95.1% token savings means the context budget is still well-protected. You get the full content of most tool outputs, and the ones that are still too big get trimmed — but at least they’re compressed first, so the trimmer’s cut point lands somewhere meaningful instead of at char 8001.

Using it

The plugin is in gptme-contrib (PR #1049). Once it merges, install it and add to your gptme.toml:

[plugin.headroom_compressor]
enabled = true

# Optional: bypass compression for specific commands
# (same semantics as the trimmer's raw_tool_prefixes)
raw_tool_prefixes = ["cat ", "echo "]

# Minimum chars before attempting compression (default: 2000)
min_compress_chars = 2000

Or enable via env: GPTME_HEADROOM_ENABLED=1.

The raw_tool_prefixes list is useful when you want certain commands to go straight to the trimmer — for example, if you’re catting a file you expect to be long and you want the first 500 chars, not a compressed version of it.

Honest limits

SmartCrusher works best on structured, repetitive content. It won’t help much with a 10K char single JSON object that doesn’t have repeating patterns — that goes to the trimmer unchanged. The benchmark used synthetic outputs designed to trigger each content type; production results will vary depending on what tool commands you actually run.

The plugin also requires headroom-ai installed.
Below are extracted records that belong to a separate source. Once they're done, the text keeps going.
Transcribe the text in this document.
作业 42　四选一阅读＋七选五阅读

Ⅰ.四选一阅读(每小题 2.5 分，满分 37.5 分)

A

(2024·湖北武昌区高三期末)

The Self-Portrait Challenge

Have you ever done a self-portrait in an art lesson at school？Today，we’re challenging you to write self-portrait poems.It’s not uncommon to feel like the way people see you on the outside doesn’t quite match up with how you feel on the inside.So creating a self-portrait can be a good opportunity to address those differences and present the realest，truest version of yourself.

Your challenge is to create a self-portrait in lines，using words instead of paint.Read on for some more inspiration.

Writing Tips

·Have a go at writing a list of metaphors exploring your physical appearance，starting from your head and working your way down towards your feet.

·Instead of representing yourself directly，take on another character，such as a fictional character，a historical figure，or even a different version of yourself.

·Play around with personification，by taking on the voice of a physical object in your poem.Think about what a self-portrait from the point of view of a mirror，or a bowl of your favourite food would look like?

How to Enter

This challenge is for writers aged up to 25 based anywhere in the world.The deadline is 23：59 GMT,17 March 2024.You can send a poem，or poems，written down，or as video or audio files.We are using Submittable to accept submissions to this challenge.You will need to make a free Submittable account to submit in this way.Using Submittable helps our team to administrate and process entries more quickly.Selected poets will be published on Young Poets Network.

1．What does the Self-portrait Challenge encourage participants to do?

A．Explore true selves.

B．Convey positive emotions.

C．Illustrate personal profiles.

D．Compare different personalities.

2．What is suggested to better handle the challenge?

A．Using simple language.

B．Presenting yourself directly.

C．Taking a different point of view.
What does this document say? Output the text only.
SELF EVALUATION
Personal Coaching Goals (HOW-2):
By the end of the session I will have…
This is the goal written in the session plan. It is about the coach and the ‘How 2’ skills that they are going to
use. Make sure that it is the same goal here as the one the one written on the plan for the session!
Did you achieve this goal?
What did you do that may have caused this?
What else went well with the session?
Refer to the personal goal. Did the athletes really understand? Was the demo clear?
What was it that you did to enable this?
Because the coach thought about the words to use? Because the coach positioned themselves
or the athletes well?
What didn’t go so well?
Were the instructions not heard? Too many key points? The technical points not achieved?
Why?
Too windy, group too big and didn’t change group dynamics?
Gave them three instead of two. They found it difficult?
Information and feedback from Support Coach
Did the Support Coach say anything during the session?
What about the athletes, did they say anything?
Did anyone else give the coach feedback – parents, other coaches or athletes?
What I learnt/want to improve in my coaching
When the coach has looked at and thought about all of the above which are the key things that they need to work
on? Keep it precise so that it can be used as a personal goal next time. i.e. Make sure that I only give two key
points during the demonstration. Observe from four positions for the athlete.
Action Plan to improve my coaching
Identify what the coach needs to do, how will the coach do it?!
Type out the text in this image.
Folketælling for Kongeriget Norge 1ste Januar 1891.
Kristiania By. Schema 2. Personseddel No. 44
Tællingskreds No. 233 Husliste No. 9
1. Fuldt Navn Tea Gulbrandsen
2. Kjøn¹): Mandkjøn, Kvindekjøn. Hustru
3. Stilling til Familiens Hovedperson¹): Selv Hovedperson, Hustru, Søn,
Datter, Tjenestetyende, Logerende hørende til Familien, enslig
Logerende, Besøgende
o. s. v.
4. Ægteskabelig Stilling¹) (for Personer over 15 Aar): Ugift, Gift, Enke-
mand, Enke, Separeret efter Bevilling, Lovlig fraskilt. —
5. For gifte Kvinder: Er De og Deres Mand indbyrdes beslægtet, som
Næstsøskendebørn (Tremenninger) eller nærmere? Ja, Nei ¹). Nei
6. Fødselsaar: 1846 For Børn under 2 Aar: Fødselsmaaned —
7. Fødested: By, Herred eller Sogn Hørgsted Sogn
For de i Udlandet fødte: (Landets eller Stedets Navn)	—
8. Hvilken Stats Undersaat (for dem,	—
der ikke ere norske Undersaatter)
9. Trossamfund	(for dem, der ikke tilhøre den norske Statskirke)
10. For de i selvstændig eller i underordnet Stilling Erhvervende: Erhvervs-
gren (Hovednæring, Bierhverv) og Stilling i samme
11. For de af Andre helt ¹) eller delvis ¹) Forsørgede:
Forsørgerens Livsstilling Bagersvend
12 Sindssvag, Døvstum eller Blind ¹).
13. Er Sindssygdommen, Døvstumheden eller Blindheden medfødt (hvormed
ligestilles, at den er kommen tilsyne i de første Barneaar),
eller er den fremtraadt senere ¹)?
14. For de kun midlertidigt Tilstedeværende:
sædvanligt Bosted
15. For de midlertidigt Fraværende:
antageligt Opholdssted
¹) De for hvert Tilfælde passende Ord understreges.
If it’s not present, the hook disables itself with a warning and everything falls back to the trimmer. No surprises.

What’s next: measuring savings on real session logs rather than synthetic data; integrating with the cost tracker so you can see headroom savings in your session cost breakdown; and an A/B bandit test to see if sessions with compression enabled produce better task outcomes.

The plugin is in review at gptme/gptme-contrib#1049.